What is the CSO Project?

It is a project to meet the requirements of the Federal Clean Water Act of 1972 pertaining to correcting water quality problems caused by discharges from combined sanitary/storm water sewers. The United States Environmental Protection Agency has cited combined sanitary/storm water sewer overflow (CSO) discharges as a significant source of pollution to the nation’s surface waters.

In our nation’s history, combined sanitary/storm water sewer systems were built in the mid to late 1800s and early 1900s at a time when wastewater treatment plants did not exist. Nearly all the combined sanitary/storm water sewer systems built in this era are still in use.
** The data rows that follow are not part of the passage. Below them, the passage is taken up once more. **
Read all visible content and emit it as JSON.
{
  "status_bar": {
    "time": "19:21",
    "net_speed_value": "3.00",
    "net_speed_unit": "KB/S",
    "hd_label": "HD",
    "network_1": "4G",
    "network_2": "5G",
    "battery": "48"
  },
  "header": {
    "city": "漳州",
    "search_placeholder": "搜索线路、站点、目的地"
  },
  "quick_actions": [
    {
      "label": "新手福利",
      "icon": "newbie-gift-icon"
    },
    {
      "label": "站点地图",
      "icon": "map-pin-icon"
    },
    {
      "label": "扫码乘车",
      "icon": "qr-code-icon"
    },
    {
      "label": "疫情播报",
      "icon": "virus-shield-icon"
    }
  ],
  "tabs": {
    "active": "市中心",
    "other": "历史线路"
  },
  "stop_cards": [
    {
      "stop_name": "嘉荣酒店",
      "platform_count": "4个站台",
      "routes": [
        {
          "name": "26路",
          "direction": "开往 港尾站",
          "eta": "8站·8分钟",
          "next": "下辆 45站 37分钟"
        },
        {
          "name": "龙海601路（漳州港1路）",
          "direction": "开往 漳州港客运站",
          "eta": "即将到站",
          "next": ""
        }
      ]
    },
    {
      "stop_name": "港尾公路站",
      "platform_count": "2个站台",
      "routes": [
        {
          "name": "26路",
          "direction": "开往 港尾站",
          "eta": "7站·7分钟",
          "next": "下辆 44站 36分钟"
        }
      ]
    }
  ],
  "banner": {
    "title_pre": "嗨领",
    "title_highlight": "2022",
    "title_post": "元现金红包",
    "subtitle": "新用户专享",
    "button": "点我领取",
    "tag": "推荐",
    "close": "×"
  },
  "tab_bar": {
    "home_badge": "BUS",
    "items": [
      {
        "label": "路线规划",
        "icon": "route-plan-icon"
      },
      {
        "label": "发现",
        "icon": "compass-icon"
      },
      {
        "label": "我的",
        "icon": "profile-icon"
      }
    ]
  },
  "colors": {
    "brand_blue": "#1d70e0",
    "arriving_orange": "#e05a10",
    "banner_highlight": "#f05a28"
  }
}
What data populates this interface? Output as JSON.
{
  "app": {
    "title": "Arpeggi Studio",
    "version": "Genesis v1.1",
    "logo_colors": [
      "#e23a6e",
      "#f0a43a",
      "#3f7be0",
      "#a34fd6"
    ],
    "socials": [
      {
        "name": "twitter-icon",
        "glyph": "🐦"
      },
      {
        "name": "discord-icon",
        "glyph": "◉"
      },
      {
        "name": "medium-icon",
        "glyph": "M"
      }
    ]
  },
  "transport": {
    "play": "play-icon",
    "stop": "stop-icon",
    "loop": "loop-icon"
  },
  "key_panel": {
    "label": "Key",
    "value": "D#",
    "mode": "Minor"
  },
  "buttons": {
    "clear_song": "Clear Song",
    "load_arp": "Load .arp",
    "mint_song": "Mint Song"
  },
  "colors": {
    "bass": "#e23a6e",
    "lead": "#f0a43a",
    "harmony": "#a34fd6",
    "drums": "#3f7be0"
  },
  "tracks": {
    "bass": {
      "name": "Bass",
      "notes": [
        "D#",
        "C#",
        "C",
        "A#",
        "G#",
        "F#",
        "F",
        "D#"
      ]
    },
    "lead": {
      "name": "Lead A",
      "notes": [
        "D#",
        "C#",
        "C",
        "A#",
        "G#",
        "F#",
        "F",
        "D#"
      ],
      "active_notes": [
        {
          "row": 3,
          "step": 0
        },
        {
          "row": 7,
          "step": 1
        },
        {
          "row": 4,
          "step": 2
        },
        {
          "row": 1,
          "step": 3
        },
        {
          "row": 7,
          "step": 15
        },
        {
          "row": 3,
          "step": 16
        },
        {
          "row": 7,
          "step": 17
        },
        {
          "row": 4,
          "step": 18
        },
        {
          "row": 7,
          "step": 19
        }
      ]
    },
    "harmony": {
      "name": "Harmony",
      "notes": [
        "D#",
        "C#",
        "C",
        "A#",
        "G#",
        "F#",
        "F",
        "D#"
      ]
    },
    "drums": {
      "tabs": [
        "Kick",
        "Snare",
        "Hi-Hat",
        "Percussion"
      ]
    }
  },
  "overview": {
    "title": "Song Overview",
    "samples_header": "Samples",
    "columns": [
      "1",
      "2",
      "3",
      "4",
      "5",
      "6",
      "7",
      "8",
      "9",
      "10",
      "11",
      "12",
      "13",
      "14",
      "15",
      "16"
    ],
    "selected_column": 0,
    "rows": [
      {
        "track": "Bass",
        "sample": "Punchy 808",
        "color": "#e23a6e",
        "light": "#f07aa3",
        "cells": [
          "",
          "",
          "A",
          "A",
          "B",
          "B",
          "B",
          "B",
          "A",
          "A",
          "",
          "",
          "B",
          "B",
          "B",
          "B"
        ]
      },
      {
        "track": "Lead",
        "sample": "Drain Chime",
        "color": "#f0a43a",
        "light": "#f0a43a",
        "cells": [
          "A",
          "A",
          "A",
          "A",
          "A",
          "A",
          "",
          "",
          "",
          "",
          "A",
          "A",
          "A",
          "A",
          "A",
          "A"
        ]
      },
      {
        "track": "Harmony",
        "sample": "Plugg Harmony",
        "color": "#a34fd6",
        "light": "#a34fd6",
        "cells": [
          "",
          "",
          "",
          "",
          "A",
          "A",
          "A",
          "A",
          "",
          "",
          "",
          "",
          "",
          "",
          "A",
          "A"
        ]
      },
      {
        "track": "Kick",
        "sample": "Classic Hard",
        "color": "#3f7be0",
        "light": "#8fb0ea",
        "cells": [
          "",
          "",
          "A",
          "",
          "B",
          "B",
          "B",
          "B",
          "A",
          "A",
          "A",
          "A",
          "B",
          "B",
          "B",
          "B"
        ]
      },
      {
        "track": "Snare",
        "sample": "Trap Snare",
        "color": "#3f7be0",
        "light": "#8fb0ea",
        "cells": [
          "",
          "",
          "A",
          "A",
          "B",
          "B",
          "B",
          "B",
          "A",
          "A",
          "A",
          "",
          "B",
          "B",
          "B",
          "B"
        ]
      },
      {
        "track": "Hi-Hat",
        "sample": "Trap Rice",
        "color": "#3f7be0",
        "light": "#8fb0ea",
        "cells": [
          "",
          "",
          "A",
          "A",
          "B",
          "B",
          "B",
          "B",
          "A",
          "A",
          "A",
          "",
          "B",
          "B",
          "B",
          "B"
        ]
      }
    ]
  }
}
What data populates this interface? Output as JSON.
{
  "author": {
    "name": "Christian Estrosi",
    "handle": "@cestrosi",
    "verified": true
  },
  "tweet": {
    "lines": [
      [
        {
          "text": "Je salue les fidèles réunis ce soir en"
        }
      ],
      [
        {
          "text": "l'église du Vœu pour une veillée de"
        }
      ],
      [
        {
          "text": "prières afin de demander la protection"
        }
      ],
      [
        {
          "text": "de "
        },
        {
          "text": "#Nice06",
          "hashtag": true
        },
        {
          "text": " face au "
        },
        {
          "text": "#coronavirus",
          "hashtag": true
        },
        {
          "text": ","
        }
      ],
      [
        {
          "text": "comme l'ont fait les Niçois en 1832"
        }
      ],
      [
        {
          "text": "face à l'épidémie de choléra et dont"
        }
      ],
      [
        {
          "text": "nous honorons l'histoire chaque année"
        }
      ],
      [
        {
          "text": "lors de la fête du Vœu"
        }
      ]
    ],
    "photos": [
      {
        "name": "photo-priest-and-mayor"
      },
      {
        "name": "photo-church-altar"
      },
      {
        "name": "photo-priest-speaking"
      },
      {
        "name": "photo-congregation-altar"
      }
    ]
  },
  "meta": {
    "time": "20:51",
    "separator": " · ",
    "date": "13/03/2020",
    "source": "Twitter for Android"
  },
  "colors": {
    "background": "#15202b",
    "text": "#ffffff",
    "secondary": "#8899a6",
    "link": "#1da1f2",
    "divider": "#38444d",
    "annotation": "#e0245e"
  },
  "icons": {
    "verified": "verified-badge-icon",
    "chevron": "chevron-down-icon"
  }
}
At that time construction of combined sanitary/storm sewer systems was encouraged to help eliminate emerging widespread safety and health concerns in our growing urban centers. Construction of this type of sewer was abandoned in the 1940s-50s with the advent of construction of wastewater treatment plants built to handle separated sanitary sewerage. Approximately sixty six percent of Dearborn is served by a combined sewer system.

The Federal Clean Water Act of 1972 now requires the overflows from combined sewers to be eliminated or treated to meet federal water quality discharge standards for body contact and for supporting healthy aquatic life.

Dearborn ’s CSO Project will meet the federal requirements by a combination of:

Separating combined sanitary/storm sewer where practicable and

  Where separation is not practicable construct retention/treatment facilities that store and treat discharges to meet federal water quality standards for body contact and for supporting healthy aquatic life when discharges occur.  

Dearborn ’s CSO facilities are constructed using a large concrete cylindrical shaft that is sunk into the earth through a coordinated excavation process. The result is referred to as a “treatment shaft” that temporarily captures a large volume of the CSO discharge for later treatment at the Detroit sewage treatment plant. Any CSO volumes that exceed the capacity of the treatment shaft receive “settling, skimming and disinfection” prior to being discharged to the Rouge River . The result is that the vast majority of CSO discharges will no longer reach the river and the relatively small amount of remaining CSO volumes will be properly treated before entering the river.